Another man named James Stefurak had never been late for a day of work in the World Trade Center in his life. Yet on this day he inexplicably was late getting there, a mistake that would save his life. He says of what happened:
At the time, I was involved in trading stocks, which typically required me to be in the office before 9 a.m. for calls with associates. I knew that morning of September 11th, I had an unusually slow calendar. Still, even on slow days, I was usually in by 9 or 9:15 but, for whatever reason, I took my sweet time getting ready that morning and was running about 20 minutes behind schedule. When I turned on the TV, I saw what was happening. My apartment had a rooftop deck with views of the Trade Centers so I immediately walked up the stairs and gazed southward down 6th Avenue. I stayed there and eventually watched the two buildings collapse, which is, needless to say, an image I can’t forget. Had I taken the subway down at my normal time, around 8:30, I may not have been so lucky—subway cars were stopped and stuck getting into the Tower after the first plane hit.
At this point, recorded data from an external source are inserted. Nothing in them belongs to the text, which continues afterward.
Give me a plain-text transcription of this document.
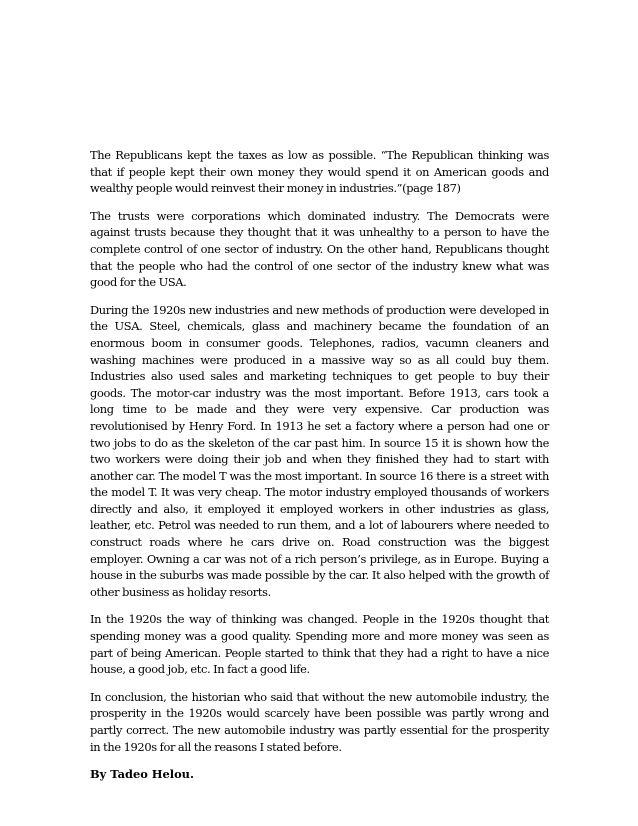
The Republicans kept the taxes as low as possible. “The Republican thinking was that if people kept their own money they would spend it on American goods and wealthy people would reinvest their money in industries.”(page 187)

The trusts were corporations which dominated industry. The Democrats were against trusts because they thought that it was unhealthy to a person to have the complete control of one sector of industry. On the other hand, Republicans thought that the people who had the control of one sector of the industry knew what was good for the USA.

During the 1920s new industries and new methods of production were developed in the USA. Steel, chemicals, glass and machinery became the foundation of an enormous boom in consumer goods. Telephones, radios, vacumn cleaners and washing machines were produced in a massive way so as all could buy them. Industries also used sales and marketing techniques to get people to buy their goods. The motor-car industry was the most important. Before 1913, cars took a long time to be made and they were very expensive. Car production was revolutionised by Henry Ford. In 1913 he set a factory where a person had one or two jobs to do as the skeleton of the car past him. In source 15 it is shown how the two workers were doing their job and when they finished they had to start with another car. The model T was the most important. In source 16 there is a street with the model T. It was very cheap. The motor industry employed thousands of workers directly and also, it employed it employed workers in other industries as glass, leather, etc. Petrol was needed to run them, and a lot of labourers where needed to construct roads where he cars drive on. Road construction was the biggest employer. Owning a car was not of a rich person’s privilege, as in Europe. Buying a house in the suburbs was made possible by the car. It also helped with the growth of other business as holiday resorts.

In the 1920s the way of thinking was changed. People in the 1920s thought that spending money was a good quality. Spending more and more money was seen as part of being American. People started to think that they had a right to have a nice house, a good job, etc. In fact a good life.

In conclusion, the historian who said that without the new automobile industry, the prosperity in the 1920s would scarcely have been possible was partly wrong and partly correct. The new automobile industry was partly essential for the prosperity in the 1920s for all the reasons I stated before.

By Tadeo Helou.
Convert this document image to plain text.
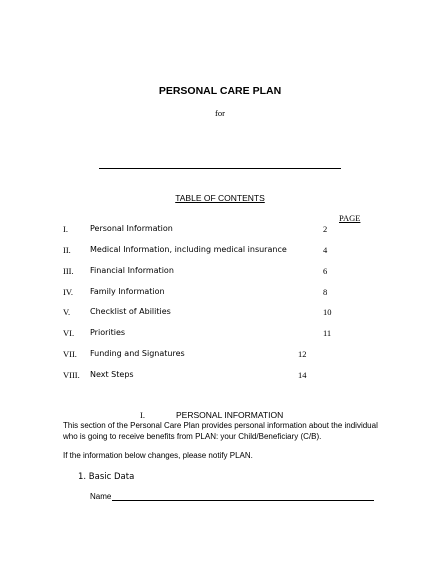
PERSONAL CARE PLAN
for
TABLE OF CONTENTS
PAGE
I.	Personal Information	2
II. Medical Information, including medical insurance	4
III. Financial Information	6
IV. Family Information	8
V. Checklist of Abilities	10
VI. Priorities	11
VII. Funding and Signatures	12
VIII. Next Steps	14
I.	PERSONAL INFORMATION
This section of the Personal Care Plan provides personal information about the individual who is going to receive benefits from PLAN: your Child/Beneficiary (C/B).
If the information below changes, please notify PLAN.
1. Basic Data
Name
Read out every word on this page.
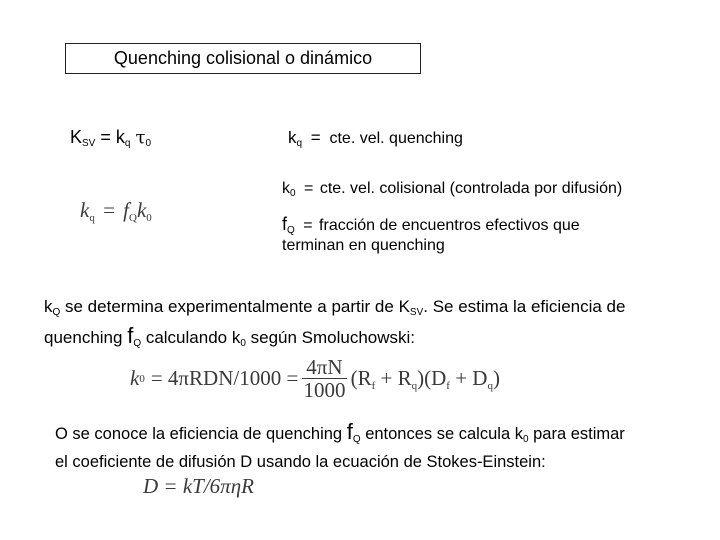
Quenching colisional o dinámico
$K_{SV} = k_q$ $\tau_0$	$k_q$ = cte. vel. quenching
$k_0$ = cte. vel. colisional (controlada por difusión)
$f_Q$ = fracción de encuentros efectivos que
terminan en quenching
$k_q = f_Qk_0$
$k_Q$ se determina experimentalmente a partir de $K_{SV}$. Se estima la eficiencia de
quenching $f_Q$ calculando $k_0$ según Smoluchowski:
k $0 = 4\pi RDN/1000 = \frac{4\pi N}{1000} (R_f + R_q)(D_f + D_q)$
O se conoce la eficiencia de quenching $f_Q$ entonces se calcula $k_0$ para estimar
el coeficiente de difusión D usando la ecuación de Stokes-Einstein:
D = kT/6πηR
Today, I am married with four beautiful kids in Florida.
Perhaps even more harrowing is the case of Greer Epstein, who was actually in the building on that day, until she had a cigarette break that probably saved her life. She says of what happened:
At 8:40, I received a call from a co-worker who suggested we prep for a later meeting over a cigarette. I grabbed my cigarette case and headed to the elevator. The elevator car jumped and bounced as I reached the ground floor. I remember thinking, ‘I am not taking that car again,’ as I exited and made note of the car number. I turned toward the revolving doors to the street. Through the plate glass windows, I saw people ducking, flaming paper raining down, and a man cowering next to a planter with a briefcase over his head. As I turned toward the revolving door, I noticed that so many people were jammed into it that it couldn’t turn. I remember looking up and seeing a huge hole in the side of the first tower. I heard someone say a plane had hit the building. We watched for a while and saw people holding on to the outside of windows way up on the building. Then they were just letting go, falling all that way. As I stood and watched, I saw a plane coming from the south and flying right toward the second tower. It felt like the world was ending.
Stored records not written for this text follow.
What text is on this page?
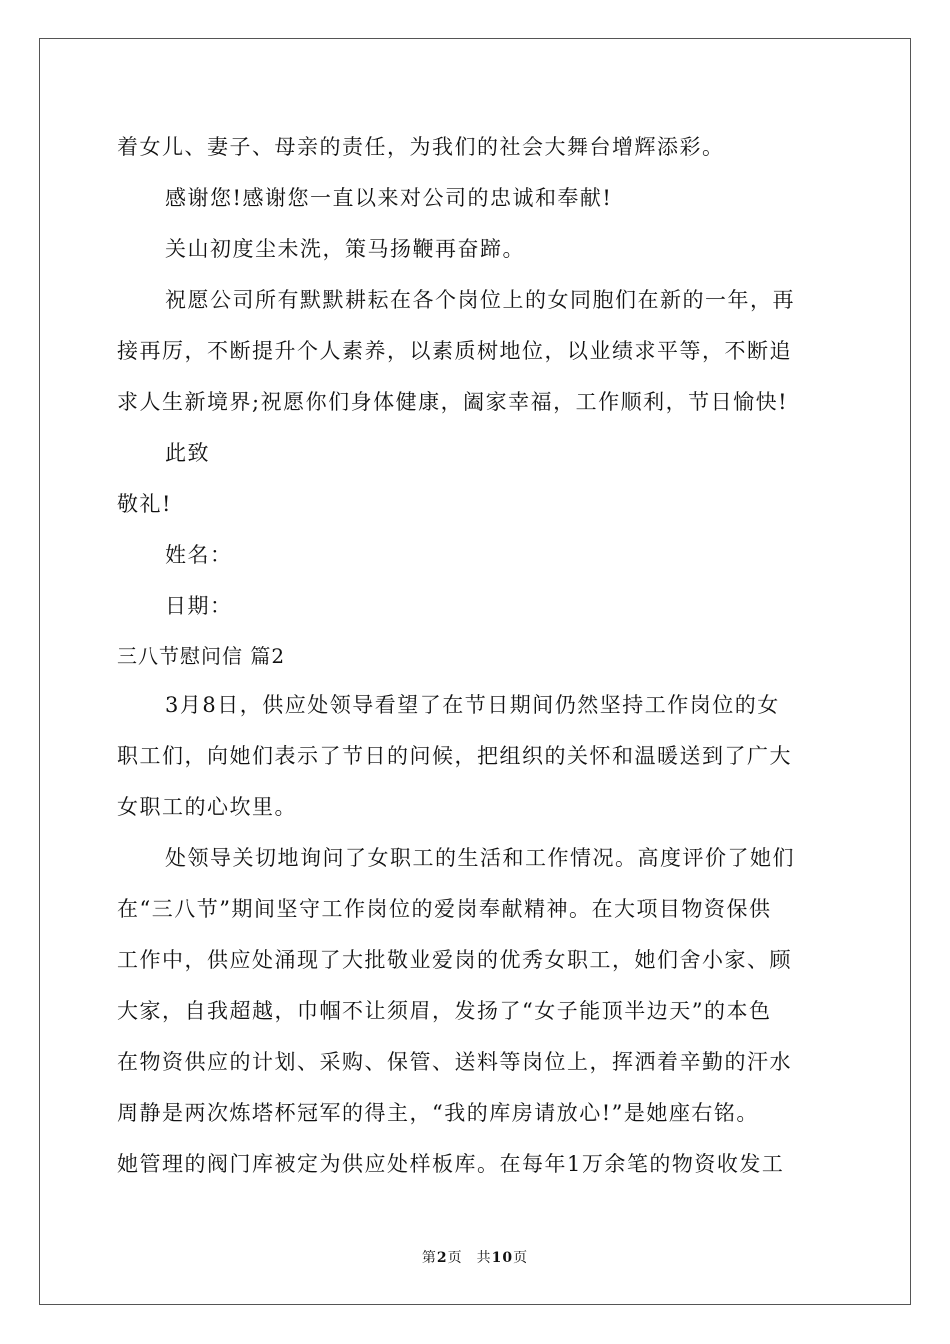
着女儿、妻子、母亲的责任，为我们的社会大舞台增辉添彩。
感谢您!感谢您一直以来对公司的忠诚和奉献!
关山初度尘未洗，策马扬鞭再奋蹄。
祝愿公司所有默默耕耘在各个岗位上的女同胞们在新的一年，再
接再厉，不断提升个人素养，以素质树地位，以业绩求平等，不断追
求人生新境界;祝愿你们身体健康，阖家幸福，工作顺利，节日愉快!
此致
敬礼!
姓名：
日期：
三八节慰问信 篇2
3月8日，供应处领导看望了在节日期间仍然坚持工作岗位的女
职工们，向她们表示了节日的问候，把组织的关怀和温暖送到了广大
女职工的心坎里。
处领导关切地询问了女职工的生活和工作情况。高度评价了她们
在“三八节”期间坚守工作岗位的爱岗奉献精神。在大项目物资保供
工作中，供应处涌现了大批敬业爱岗的优秀女职工，她们舍小家、顾
大家，自我超越，巾帼不让须眉，发扬了“女子能顶半边天”的本色
在物资供应的计划、采购、保管、送料等岗位上，挥洒着辛勤的汗水
周静是两次炼塔杯冠军的得主，“我的库房请放心!”是她座右铭。
她管理的阀门库被定为供应处样板库。在每年1万余笔的物资收发工
第2页 共10页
In every single one of these cases we have a set of very odd coincidences and fortuitous events converging to save lives, and in some cases even change history as we know it. Is this just blind luck, random chance, and pure coincidence? Or are there maybe no coincidences, and these things were fated to be for reasons we may never fathom, maybe even miracles? What is “luck” and “coincidence” anyway, and do we even know? Does it perhaps have some meaning that lies beyond our understanding? Whatever the case may be, these accounts make us look at the universe with new eyes, and ponder what it is all about, its potential mysteries, and what our place in it is.